In recent weeks, China's housing sector started showing signs of recovery after more than a year of nationwide declines in home prices, home sales and real estate-related investment. The short-term gains in home prices and sales, however, should not be mistaken for a recovery of either the housing market or the national economy.

In April, home prices rose month-on-month in 23 Chinese cities, up from 21 cities in March and February. One city, the southern coastal commercial hub Shenzhen, experienced year-on-year price gains. These improvements over previous months, though moderate, support mounting speculation that home prices in first-tier and major second-tier cities will rise slightly over the next year, even if prices in smaller cities continue to slide.

But, despite the positive signs in the housing sector, China is not out of hot water yet. An increase in home prices and sales in the coming months will be restricted to a handful of the 70 cities for which China publishes monthly data. These 70 cities, in turn, are just a fraction of the hundreds of cities and townships across China that have experienced rapid real estate development in the past six to eight years. And with most being either major first- and second-tier cities or provincial capitals, it is safe to say that these 70 cities represent the healthier property markets nationwide. In short, whatever the headlines may say in the coming months, China's property markets, especially in the interior and the inland regions of coastal provinces, are likely to be far less positive.

The overall economy is also slow. In the first three months of 2015, rail freight transport volumes fell 9 percent year-on-year. Power demand — often used as a proxy for China's true economic growth rate — rose just 1.3 percent year-on-year in April. While an improvement from a 2.2 percent decline in electricity consumption in March, the modest increase is certainly far from sufficient for an economy that still aims to grow nearly 7 percent this year, according to government projections. A minor recovery in home prices and sales cannot reverse this slowdown.

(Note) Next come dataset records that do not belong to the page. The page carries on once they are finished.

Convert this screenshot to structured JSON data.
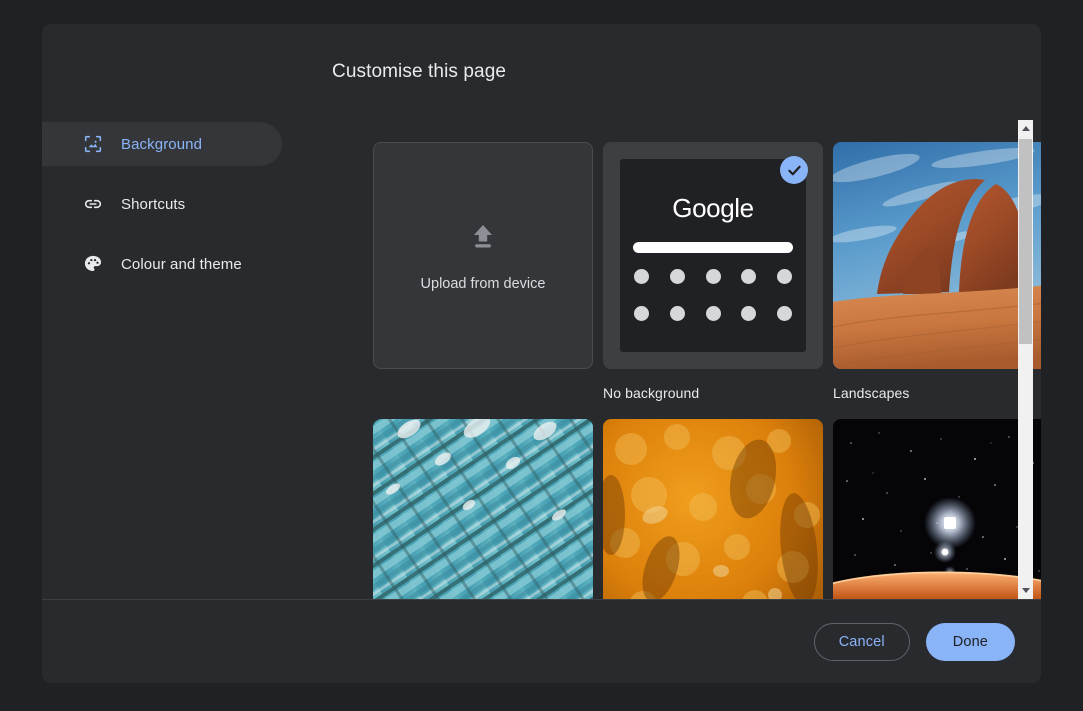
{
  "dialog": {
    "title": "Customise this page"
  },
  "sidebar": {
    "items": [
      {
        "label": "Background",
        "icon": "image-frame-icon",
        "selected": true
      },
      {
        "label": "Shortcuts",
        "icon": "link-icon",
        "selected": false
      },
      {
        "label": "Colour and theme",
        "icon": "palette-icon",
        "selected": false
      }
    ]
  },
  "tiles": [
    {
      "kind": "upload",
      "label": "Upload from device",
      "icon": "upload-arrow-icon",
      "selected": false
    },
    {
      "kind": "no-background",
      "label": "No background",
      "selected": true,
      "mock": {
        "logo_text": "Google",
        "searchbar": true,
        "dot_rows": 2,
        "dots_per_row": 5
      }
    },
    {
      "kind": "photo",
      "label": "Landscapes",
      "selected": false,
      "image": "delicate-arch-red-rock-blue-sky"
    },
    {
      "kind": "photo",
      "label": "",
      "selected": false,
      "image": "teal-glass-facade-diagonal-pattern"
    },
    {
      "kind": "photo",
      "label": "",
      "selected": false,
      "image": "amber-orange-mottled-texture"
    },
    {
      "kind": "photo",
      "label": "",
      "selected": false,
      "image": "starfield-over-orange-planet-horizon"
    }
  ],
  "scrollbar": {
    "up_arrow": "scroll-up-arrow",
    "down_arrow": "scroll-down-arrow"
  },
  "footer": {
    "cancel_label": "Cancel",
    "done_label": "Done"
  },
  "colors": {
    "accent": "#8ab4f8",
    "dialog_bg": "#292a2d",
    "page_bg": "#202124",
    "text": "#e8eaed"
  }
}
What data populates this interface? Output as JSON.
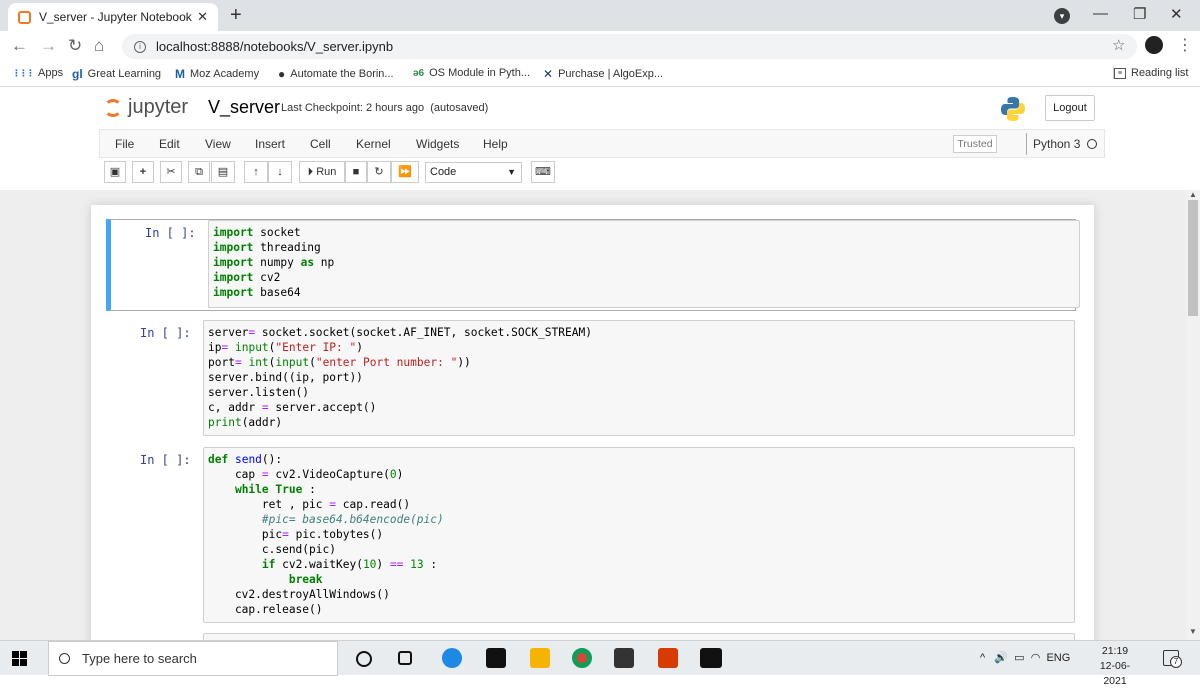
{
  "browser": {
    "tab_title": "V_server - Jupyter Notebook",
    "tab_close": "✕",
    "new_tab": "+",
    "url": "localhost:8888/notebooks/V_server.ipynb",
    "window_controls": [
      "—",
      "❐",
      "✕"
    ]
  },
  "bookmarks": [
    {
      "label": "Apps",
      "icon": "apps-grid-icon",
      "glyph": "⋮⋮⋮"
    },
    {
      "label": "Great Learning",
      "icon": "great-learning-icon",
      "glyph": "gl"
    },
    {
      "label": "Moz Academy",
      "icon": "moz-icon",
      "glyph": "M"
    },
    {
      "label": "Automate the Borin...",
      "icon": "automate-icon",
      "glyph": "●"
    },
    {
      "label": "OS Module in Pyth...",
      "icon": "geeks-icon",
      "glyph": "ə6"
    },
    {
      "label": "Purchase | AlgoExp...",
      "icon": "algoexpert-icon",
      "glyph": "✕"
    }
  ],
  "reading_list": "Reading list",
  "jupyter": {
    "logo_text": "jupyter",
    "notebook_name": "V_server",
    "checkpoint": "Last Checkpoint: 2 hours ago",
    "autosave": "(autosaved)",
    "logout": "Logout",
    "menus": [
      "File",
      "Edit",
      "View",
      "Insert",
      "Cell",
      "Kernel",
      "Widgets",
      "Help"
    ],
    "trusted": "Trusted",
    "kernel": "Python 3",
    "run_label": "Run",
    "cell_type": "Code",
    "accent": "#f37726"
  },
  "cells": [
    {
      "prompt": "In [ ]:",
      "selected": true
    },
    {
      "prompt": "In [ ]:",
      "selected": false
    },
    {
      "prompt": "In [ ]:",
      "selected": false
    }
  ],
  "taskbar": {
    "search_placeholder": "Type here to search",
    "language": "ENG",
    "time": "21:19",
    "date": "12-06-2021",
    "notification_count": "7"
  }
}
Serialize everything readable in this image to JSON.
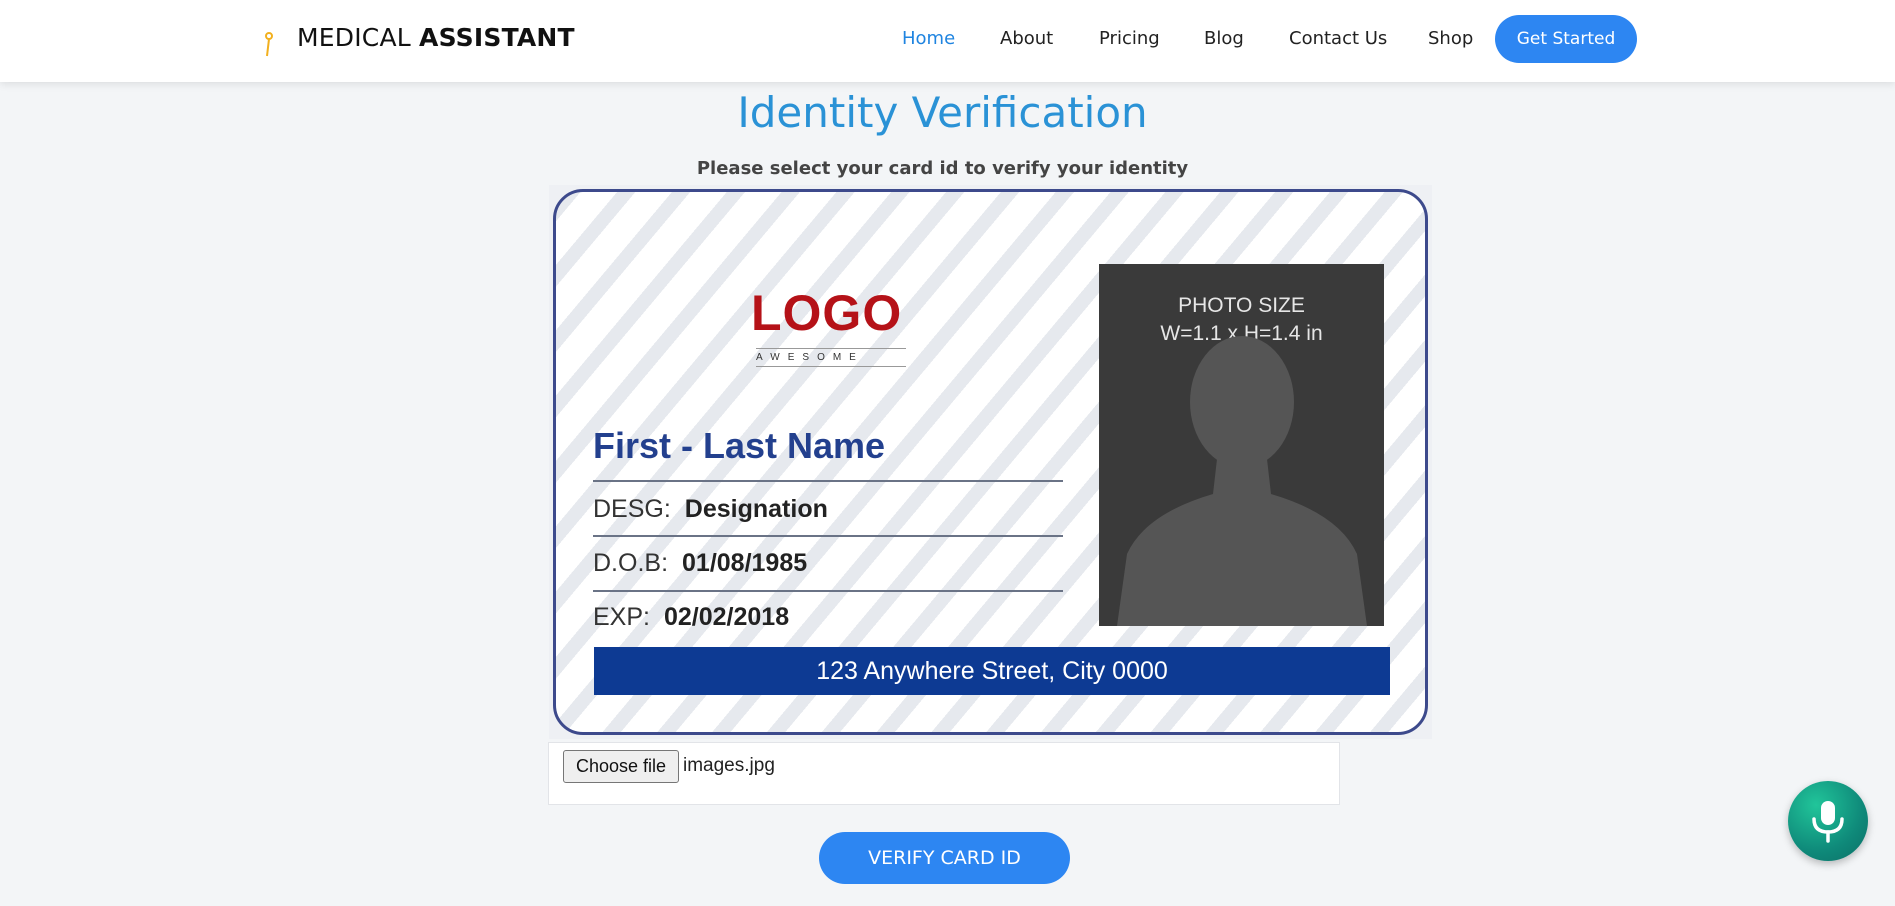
{
  "brand": {
    "light": "MEDICAL ",
    "bold": "ASSISTANT"
  },
  "nav": {
    "items": [
      {
        "label": "Home",
        "active": true
      },
      {
        "label": "About",
        "active": false
      },
      {
        "label": "Pricing",
        "active": false
      },
      {
        "label": "Blog",
        "active": false
      },
      {
        "label": "Contact Us",
        "active": false
      },
      {
        "label": "Shop",
        "active": false
      }
    ],
    "cta": "Get Started"
  },
  "page": {
    "title": "Identity Verification",
    "subtitle": "Please select your card id to verify your identity"
  },
  "card": {
    "logo": "LOGO",
    "logo_sub": "AWESOME",
    "name": "First - Last Name",
    "desg_label": "DESG:",
    "desg_value": "Designation",
    "dob_label": "D.O.B:",
    "dob_value": "01/08/1985",
    "exp_label": "EXP:",
    "exp_value": "02/02/2018",
    "photo_line1": "PHOTO SIZE",
    "photo_line2": "W=1.1 x H=1.4 in",
    "address": "123 Anywhere Street, City 0000"
  },
  "file_input": {
    "button": "Choose file",
    "file_name": "images.jpg"
  },
  "verify_button": "VERIFY CARD ID",
  "colors": {
    "accent": "#2d86f2",
    "title": "#2a92d6",
    "mic": "#0f8a7a"
  }
}
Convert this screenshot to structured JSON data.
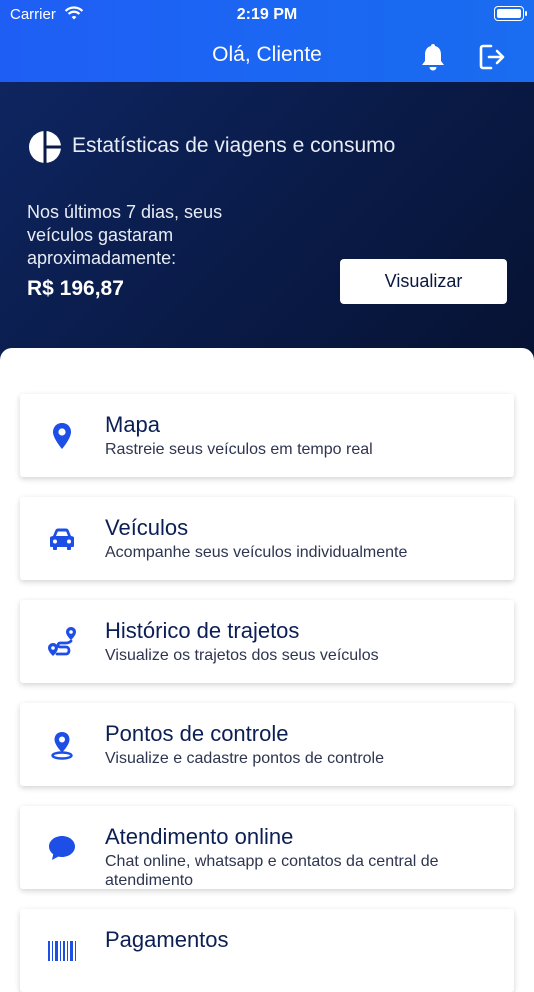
{
  "status_bar": {
    "carrier": "Carrier",
    "time": "2:19 PM"
  },
  "header": {
    "greeting": "Olá, Cliente"
  },
  "stats": {
    "title": "Estatísticas de viagens e consumo",
    "description": "Nos últimos 7 dias, seus veículos gastaram aproximadamente:",
    "amount": "R$ 196,87",
    "button_label": "Visualizar"
  },
  "menu": [
    {
      "icon": "location-pin-icon",
      "title": "Mapa",
      "subtitle": "Rastreie seus veículos em tempo real"
    },
    {
      "icon": "car-icon",
      "title": "Veículos",
      "subtitle": "Acompanhe seus veículos individualmente"
    },
    {
      "icon": "route-icon",
      "title": "Histórico de trajetos",
      "subtitle": "Visualize os trajetos dos seus veículos"
    },
    {
      "icon": "checkpoint-pin-icon",
      "title": "Pontos de controle",
      "subtitle": "Visualize e cadastre pontos de controle"
    },
    {
      "icon": "chat-icon",
      "title": "Atendimento online",
      "subtitle": "Chat online, whatsapp e contatos da central de atendimento"
    },
    {
      "icon": "barcode-icon",
      "title": "Pagamentos",
      "subtitle": ""
    }
  ],
  "colors": {
    "header_blue": "#1f5ef5",
    "hero_navy": "#0a1b48",
    "accent_blue": "#1d4fe6",
    "title_navy": "#0c1f55"
  }
}
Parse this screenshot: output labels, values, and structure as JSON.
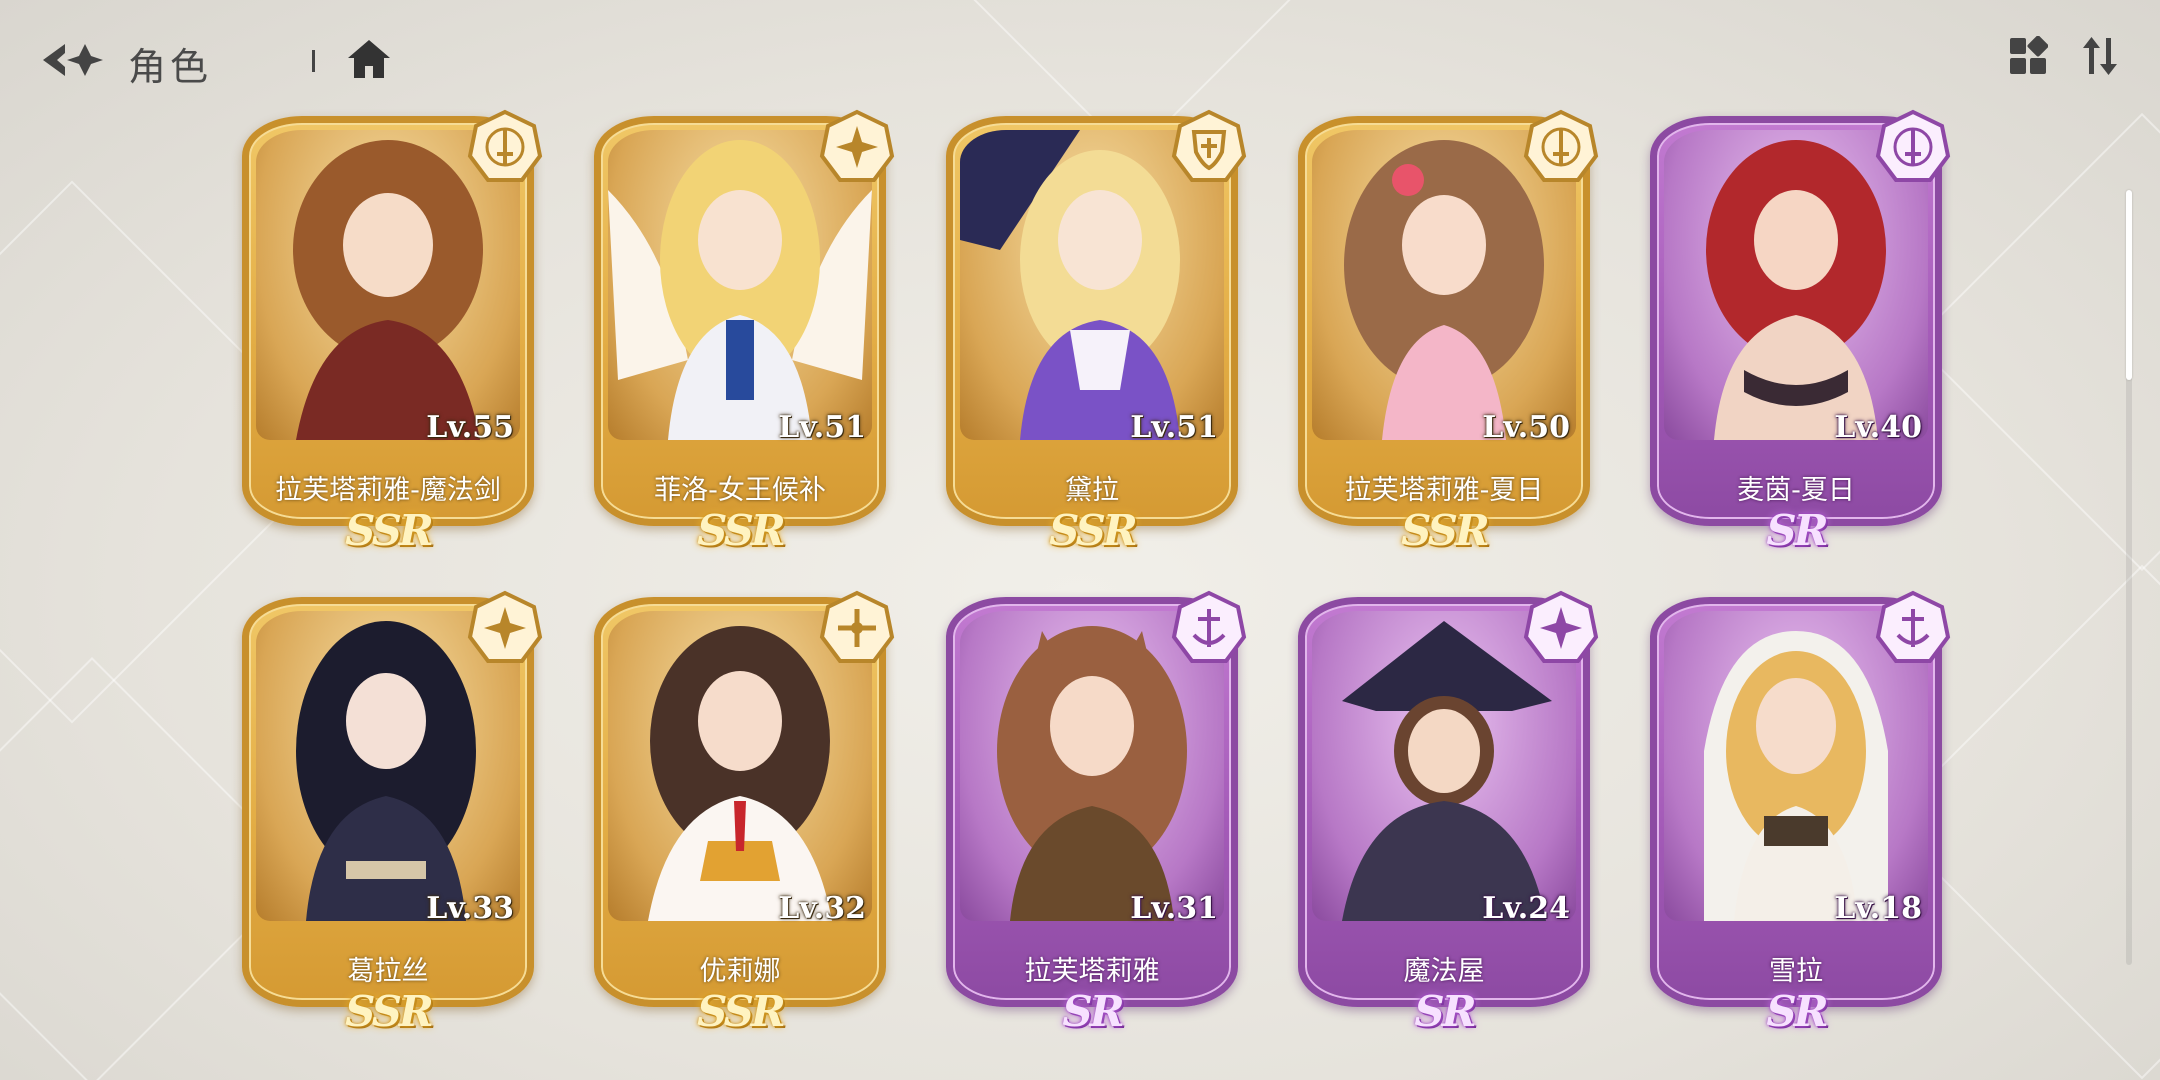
{
  "header": {
    "title": "角色",
    "back_icon": "back-arrow-icon",
    "home_icon": "home-icon",
    "layout_icon": "grid-layout-icon",
    "sort_icon": "sort-icon"
  },
  "colors": {
    "ssr_gold": "#e3ad45",
    "sr_purple": "#a45bb8",
    "background": "#e8e5de"
  },
  "characters": [
    {
      "name": "拉芙塔莉雅-魔法剑",
      "level": "Lv.55",
      "rarity": "SSR",
      "class_icon": "sword-class-icon"
    },
    {
      "name": "菲洛-女王候补",
      "level": "Lv.51",
      "rarity": "SSR",
      "class_icon": "star-class-icon"
    },
    {
      "name": "黛拉",
      "level": "Lv.51",
      "rarity": "SSR",
      "class_icon": "shield-class-icon"
    },
    {
      "name": "拉芙塔莉雅-夏日",
      "level": "Lv.50",
      "rarity": "SSR",
      "class_icon": "sword-class-icon"
    },
    {
      "name": "麦茵-夏日",
      "level": "Lv.40",
      "rarity": "SR",
      "class_icon": "sword-class-icon"
    },
    {
      "name": "葛拉丝",
      "level": "Lv.33",
      "rarity": "SSR",
      "class_icon": "star-class-icon"
    },
    {
      "name": "优莉娜",
      "level": "Lv.32",
      "rarity": "SSR",
      "class_icon": "cross-class-icon"
    },
    {
      "name": "拉芙塔莉雅",
      "level": "Lv.31",
      "rarity": "SR",
      "class_icon": "anchor-class-icon"
    },
    {
      "name": "魔法屋",
      "level": "Lv.24",
      "rarity": "SR",
      "class_icon": "star-class-icon"
    },
    {
      "name": "雪拉",
      "level": "Lv.18",
      "rarity": "SR",
      "class_icon": "anchor-class-icon"
    }
  ]
}
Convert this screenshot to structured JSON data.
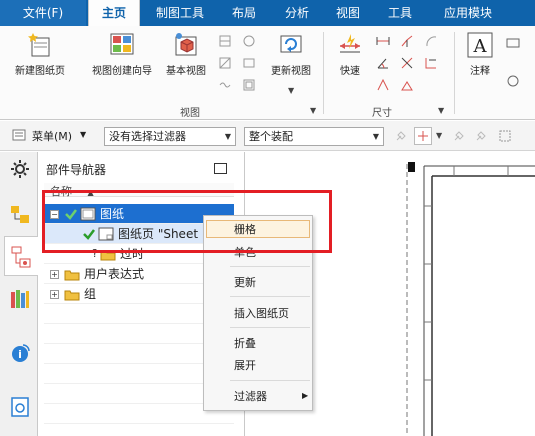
{
  "menubar": {
    "tabs": [
      {
        "label": "文件(F)"
      },
      {
        "label": "主页"
      },
      {
        "label": "制图工具"
      },
      {
        "label": "布局"
      },
      {
        "label": "分析"
      },
      {
        "label": "视图"
      },
      {
        "label": "工具"
      },
      {
        "label": "应用模块"
      }
    ],
    "active_index": 1
  },
  "ribbon": {
    "buttons": [
      {
        "label": "新建图纸页"
      },
      {
        "label": "视图创建向导"
      },
      {
        "label": "基本视图"
      },
      {
        "label": "更新视图"
      },
      {
        "label": "快速"
      },
      {
        "label": "注释"
      }
    ],
    "groups": [
      {
        "label": "视图"
      },
      {
        "label": "尺寸"
      }
    ]
  },
  "toolbar": {
    "menu_label": "菜单(M)",
    "filter_value": "没有选择过滤器",
    "assembly_value": "整个装配"
  },
  "navigator": {
    "title": "部件导航器",
    "column_header": "名称",
    "tree": [
      {
        "label": "图纸"
      },
      {
        "label": "图纸页 \"Sheet 1"
      },
      {
        "label": "过时"
      },
      {
        "label": "用户表达式"
      },
      {
        "label": "组"
      }
    ]
  },
  "context_menu": {
    "items": [
      {
        "label": "栅格"
      },
      {
        "label": "单色"
      },
      {
        "label": "更新"
      },
      {
        "label": "插入图纸页"
      },
      {
        "label": "折叠"
      },
      {
        "label": "展开"
      },
      {
        "label": "过滤器"
      }
    ]
  },
  "colors": {
    "menubar_bg": "#0f63ab",
    "selection": "#1d6fd0",
    "highlight_box": "#e31e24",
    "check_green": "#2a9d2a"
  }
}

The Chinese government has pledged 800 billion yuan in investment into railway construction in 2015, on par with 2014 investment volumes. It is also expanding investment into nuclear power development and power generation and transmission infrastructure. Expanding investment will help offset the economic and employment effects of weak private sector and local investment into construction activity in many regions. Likewise, Beijing will continue with efforts to expand private sector access to government-backed credit, especially for small, medium-sized and micro-businesses. These efforts should keep growth in more heavily urbanized coastal provinces stable, but they will not be enough to eliminate the issues altogether. For most Chinese citizens, 2015-2016 and perhaps beyond will be a time of belt-tightening and increasingly scarce full-time employment. It will be an unfavorable environment for the kinds of political and structural economic reforms China's leaders have in mind.